What Annette needed was a messenger she could trust to deliver a warning to Juliana. Who she needed was Darren.
She’d trusted him more than she’d ever trusted another man in her life. He’d loved her, thought she was beautiful and had begged her to be his wife.
Sometimes in those transitional moments just before she fell asleep or just as she was waking up, she thought of him. Remembered how soft the brush of his beard was against her fingers. Against her breasts. Remembered the warm fervent kisses they’d shared and the way his hazel eyes had lit up when he entered a room and spotted her.
That she’d missed the most.
She closed her eyes to blot out the pain of seeing Darren at the funeral. She’d hurt him again when she’d brushed him off. She knew he didn’t understand why she couldn’t marry him. But she couldn’t hurt him by listing all the reasons he couldn’t be her husband. None of which had mattered to her until Lexi had come home pregnant and engaged to a billionaire. And Darren, a college mathematician, had suddenly ceased to measure up to Annette’s mother’s high standards.
Annette sighed and brushed at a tear gathering in her eyelashes. Her parents were dead now, as were Ross and Lexi. With Cort still alive, she wouldn’t get the Collingwood fortune, but an acquittal would leave her free to reap a satisfactory amount of attention off this tragedy. Convince the world that she’d been a victim, too. Her lawyer had already received five offers for movie deals.

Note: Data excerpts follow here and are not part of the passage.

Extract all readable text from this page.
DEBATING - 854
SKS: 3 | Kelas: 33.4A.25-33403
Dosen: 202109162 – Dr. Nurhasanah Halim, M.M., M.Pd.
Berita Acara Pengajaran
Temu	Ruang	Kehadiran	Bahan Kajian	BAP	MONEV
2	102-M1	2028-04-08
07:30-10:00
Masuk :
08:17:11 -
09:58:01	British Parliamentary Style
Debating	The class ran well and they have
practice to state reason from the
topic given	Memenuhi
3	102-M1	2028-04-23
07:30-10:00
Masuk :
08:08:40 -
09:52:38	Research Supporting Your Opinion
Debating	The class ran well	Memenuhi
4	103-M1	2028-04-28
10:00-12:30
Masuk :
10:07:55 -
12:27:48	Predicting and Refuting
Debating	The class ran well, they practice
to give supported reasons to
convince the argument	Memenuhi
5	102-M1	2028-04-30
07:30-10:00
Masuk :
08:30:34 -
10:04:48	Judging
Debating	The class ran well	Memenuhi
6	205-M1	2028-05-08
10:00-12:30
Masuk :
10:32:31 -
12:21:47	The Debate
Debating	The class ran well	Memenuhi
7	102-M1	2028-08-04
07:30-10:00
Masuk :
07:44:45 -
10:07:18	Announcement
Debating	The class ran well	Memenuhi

And there was always Darren.
He’d never belonged to Lexi.
And somehow the old dream of being his wife, having his children—children whom she’d love equally with all her heart, seemed the one true course of action. She’d hoped he might visit her in prison, but he hadn’t.
She’d get her lawyer to arrange an interview with that journalist from the New York Times. She knew just how to summon Darren to her aid.